### Hybrid Filtering
**`Hybrid Filtering (HF)`** adalah metode *recommender* yang mengkombinasikan antara Collaborative Filtering (CF) dan Content Based Filtering (CBF), dimana pengerjaan dilakukan secara berurutan yang dimulai dengan pengerjaan CBF terlebih dahulu, lalu dilanjutkan dengan pengerjaan CF pada kasus ini.

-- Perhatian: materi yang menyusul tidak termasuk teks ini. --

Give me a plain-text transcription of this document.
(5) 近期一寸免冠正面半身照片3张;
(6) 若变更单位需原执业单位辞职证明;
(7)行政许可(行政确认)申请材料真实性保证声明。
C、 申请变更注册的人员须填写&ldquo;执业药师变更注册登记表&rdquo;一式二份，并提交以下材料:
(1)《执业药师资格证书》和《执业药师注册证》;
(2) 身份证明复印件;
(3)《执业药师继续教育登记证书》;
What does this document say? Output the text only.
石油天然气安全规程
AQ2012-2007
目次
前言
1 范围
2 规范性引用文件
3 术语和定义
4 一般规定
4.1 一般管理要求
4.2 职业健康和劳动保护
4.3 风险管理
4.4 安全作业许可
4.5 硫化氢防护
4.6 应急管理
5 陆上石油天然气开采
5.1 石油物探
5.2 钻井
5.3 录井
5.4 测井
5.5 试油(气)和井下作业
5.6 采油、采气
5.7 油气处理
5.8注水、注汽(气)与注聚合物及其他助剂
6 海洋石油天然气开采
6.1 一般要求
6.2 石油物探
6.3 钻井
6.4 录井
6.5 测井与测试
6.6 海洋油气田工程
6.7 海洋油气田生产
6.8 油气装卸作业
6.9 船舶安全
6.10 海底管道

Secara ringkas, urutan pengerjaan metode ini adalah
1. Menggunakan pendekatan **`Content Based Filtering`** untuk mendapatkan nilai/rekomendasi yang diberikan.
2. Menggunakan hasil **`rekomendasi awal`** dari pendekatan CBF untuk dilanjutkan sebagai **inputan** pada metode **`Collaborative Filtering`**.
3. Pada pemanggilan metode CF, inputan yang dimasukkan adalah inputan hasil dari **`rekomendasi awal`** yang sudah didapatkan tadi.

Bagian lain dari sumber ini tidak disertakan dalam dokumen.